Nel mondo della nutrizione esistono molte strategie dietetiche per perdere peso. Alcune si basano sul controllo del cibo e delle calorie, altre possono invece permettere di mangiare a sazietà senza contare le calorie o le grammature. Quest’ultimo è un tipico approccio alimentare cosiddetto ‘ad libitum’, che consiste cioè nel mangiare a piacere o a sazietà, pur permettendo la perdita di peso.

È scopo di questa serie di articoli offrire una panoramica completa sulle cosiddette ‘ad libitum (ad lib) diet’, ovvero quei modelli alimentari in cui si adottano delle strategie per instaurare spontaneamente la restrizione calorica – e quindi portare ad una progressiva perdita di grasso – senza contare le calorie.

In questa prima parte si analizzerà l’argomento sotto l’aspetto delle proporzioni (o ratio) dei macronutrienti ideali per rendere uno stile alimentare per perdere o mantenere il peso, tipicamente ad libitum.

Ad libitum dieting: introduzione

Ad libitum è un’espressione della lingua latina che significa “a piacere”, “a volontà” o “a discrezione”.

Nella ricerca scientifica si usa il termine ‘dieta ad libitum’ per indicare un tipo di alimentazione parzialmente o completamente non controllata e non restrittiva, cioè dove non si contano calorie. Va precisato che il “mangiare ad libitum” è un concetto molto generico che riguarda le abitudini della maggior parte delle persone, perché indica semplicemente il non-controllo delle calorie.

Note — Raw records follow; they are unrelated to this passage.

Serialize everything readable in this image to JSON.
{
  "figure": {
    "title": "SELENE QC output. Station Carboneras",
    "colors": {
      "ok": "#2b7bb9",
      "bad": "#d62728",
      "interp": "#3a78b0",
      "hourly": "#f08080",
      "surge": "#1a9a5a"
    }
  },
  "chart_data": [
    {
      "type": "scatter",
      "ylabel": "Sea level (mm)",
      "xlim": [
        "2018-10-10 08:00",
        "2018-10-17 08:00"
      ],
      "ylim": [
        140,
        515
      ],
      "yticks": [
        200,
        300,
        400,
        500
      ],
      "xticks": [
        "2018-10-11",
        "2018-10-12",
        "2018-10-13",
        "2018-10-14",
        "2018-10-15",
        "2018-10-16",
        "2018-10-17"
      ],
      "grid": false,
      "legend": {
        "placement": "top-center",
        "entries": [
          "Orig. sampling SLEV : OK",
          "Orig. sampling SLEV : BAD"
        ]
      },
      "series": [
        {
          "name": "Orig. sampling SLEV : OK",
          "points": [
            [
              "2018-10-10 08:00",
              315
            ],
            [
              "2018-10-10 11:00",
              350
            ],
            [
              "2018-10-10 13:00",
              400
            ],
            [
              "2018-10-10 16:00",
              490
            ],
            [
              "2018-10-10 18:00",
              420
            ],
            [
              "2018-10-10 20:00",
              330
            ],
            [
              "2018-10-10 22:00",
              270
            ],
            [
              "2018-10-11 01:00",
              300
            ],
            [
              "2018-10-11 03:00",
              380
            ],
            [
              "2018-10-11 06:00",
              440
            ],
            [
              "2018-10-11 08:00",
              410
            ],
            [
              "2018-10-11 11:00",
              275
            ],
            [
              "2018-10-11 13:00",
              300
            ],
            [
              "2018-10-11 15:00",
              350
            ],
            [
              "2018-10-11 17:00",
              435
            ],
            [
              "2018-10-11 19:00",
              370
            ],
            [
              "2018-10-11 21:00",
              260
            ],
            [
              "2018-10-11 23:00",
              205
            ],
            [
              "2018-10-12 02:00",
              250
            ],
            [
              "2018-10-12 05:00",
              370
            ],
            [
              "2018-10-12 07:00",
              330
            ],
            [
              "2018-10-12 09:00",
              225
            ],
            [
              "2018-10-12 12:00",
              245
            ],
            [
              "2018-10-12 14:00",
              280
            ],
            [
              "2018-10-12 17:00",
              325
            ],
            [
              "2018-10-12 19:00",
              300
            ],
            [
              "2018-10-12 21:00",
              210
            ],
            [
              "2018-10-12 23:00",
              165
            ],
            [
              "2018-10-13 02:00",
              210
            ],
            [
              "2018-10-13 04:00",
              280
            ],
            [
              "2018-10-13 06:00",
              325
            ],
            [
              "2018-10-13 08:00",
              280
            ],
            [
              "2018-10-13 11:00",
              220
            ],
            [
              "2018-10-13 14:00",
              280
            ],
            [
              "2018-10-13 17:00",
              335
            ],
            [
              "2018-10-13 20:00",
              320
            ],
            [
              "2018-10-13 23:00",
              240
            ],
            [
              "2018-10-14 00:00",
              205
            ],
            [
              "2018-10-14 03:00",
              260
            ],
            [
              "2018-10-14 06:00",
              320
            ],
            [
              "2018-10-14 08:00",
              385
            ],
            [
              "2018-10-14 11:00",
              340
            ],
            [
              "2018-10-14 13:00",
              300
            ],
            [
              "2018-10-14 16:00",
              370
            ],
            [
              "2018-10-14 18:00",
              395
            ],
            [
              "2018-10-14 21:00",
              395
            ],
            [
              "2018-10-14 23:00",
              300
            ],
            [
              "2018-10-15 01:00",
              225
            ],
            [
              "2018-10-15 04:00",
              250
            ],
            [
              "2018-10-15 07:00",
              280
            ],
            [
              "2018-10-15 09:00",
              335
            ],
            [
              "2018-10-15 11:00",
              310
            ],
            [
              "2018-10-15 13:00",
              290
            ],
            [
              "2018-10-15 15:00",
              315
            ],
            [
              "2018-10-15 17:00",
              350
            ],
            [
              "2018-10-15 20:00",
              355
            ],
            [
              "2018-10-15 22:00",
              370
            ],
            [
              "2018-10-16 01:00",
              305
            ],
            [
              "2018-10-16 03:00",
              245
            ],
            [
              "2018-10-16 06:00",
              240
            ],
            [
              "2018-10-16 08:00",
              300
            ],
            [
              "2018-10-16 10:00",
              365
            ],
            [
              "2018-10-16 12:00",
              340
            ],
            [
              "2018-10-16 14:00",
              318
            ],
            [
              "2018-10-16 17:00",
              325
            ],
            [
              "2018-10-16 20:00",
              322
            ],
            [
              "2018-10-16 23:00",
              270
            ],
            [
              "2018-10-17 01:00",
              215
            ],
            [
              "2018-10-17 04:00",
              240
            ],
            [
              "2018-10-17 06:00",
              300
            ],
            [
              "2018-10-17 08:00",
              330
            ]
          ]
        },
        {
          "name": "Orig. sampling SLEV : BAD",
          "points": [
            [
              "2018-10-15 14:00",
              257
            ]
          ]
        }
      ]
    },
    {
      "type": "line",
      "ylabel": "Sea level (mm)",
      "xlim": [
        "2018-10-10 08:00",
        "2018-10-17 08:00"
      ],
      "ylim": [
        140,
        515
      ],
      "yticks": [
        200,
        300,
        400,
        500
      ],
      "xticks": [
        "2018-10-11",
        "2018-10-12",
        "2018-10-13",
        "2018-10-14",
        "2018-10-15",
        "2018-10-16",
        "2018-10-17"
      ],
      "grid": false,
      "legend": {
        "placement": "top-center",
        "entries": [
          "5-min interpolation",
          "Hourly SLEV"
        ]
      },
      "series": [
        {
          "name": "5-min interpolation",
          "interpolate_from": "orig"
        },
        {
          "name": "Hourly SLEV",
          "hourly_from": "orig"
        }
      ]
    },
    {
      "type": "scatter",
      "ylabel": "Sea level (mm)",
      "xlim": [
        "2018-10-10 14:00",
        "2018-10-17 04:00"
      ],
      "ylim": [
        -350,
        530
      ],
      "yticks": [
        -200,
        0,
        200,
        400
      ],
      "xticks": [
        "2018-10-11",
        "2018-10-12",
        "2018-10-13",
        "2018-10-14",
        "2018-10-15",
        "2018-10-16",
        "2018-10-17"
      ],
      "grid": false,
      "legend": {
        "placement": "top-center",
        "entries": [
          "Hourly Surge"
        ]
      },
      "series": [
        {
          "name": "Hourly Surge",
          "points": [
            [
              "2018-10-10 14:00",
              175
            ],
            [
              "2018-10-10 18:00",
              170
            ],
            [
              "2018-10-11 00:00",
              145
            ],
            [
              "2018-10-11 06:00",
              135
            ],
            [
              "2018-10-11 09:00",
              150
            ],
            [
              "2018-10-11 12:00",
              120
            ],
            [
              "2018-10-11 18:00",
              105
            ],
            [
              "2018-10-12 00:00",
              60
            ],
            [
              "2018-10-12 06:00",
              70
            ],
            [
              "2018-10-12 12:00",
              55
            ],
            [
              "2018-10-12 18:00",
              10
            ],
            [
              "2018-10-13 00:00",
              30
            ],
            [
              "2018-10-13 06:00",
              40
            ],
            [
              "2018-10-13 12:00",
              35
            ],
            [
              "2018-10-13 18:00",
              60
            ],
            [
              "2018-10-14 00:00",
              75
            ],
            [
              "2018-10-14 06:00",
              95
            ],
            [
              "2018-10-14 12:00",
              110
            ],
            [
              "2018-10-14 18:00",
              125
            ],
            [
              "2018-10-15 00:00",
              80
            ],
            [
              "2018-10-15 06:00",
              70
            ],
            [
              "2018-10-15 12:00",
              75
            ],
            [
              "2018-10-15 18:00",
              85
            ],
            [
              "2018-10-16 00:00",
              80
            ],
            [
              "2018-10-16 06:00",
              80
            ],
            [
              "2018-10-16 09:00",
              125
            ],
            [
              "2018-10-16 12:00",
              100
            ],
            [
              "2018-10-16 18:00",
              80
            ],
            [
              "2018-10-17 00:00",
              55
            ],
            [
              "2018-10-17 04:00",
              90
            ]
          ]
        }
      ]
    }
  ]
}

In questo contesto tuttavia l’ad libitum dieting è riferito a dei particolari approcci dietetici pensati per portare spontaneamente ad assumere poche calorie in rapporto ai propri fabbisogni energetici. In altre parole questi possono instaurare la restrizione calorica (dieta ipocalorica) senza accorgersene. Dato che le ‘ad lib diet’ permettono di non tracciare i macronutrienti, non pesare il cibo e non contare le calorie, gli incentivi psicologici per molte persone possono essere enormi, eliminando o riducendo drasticamente la componente di stress e la percezione di costrizione e sacrificio di norma legati al dover seguire una dieta ipocalorica e mantenerla nel tempo.

Alcune filosofie alimentari giudicano le ad lib diet più adatte per l’uomo in quanto permettono di ottenere benefici simili alle diete ipocaloriche controllate, nonostante l’assunzione di cibo a sazietà e senza restrizioni delle categorie di cibo permesse (1).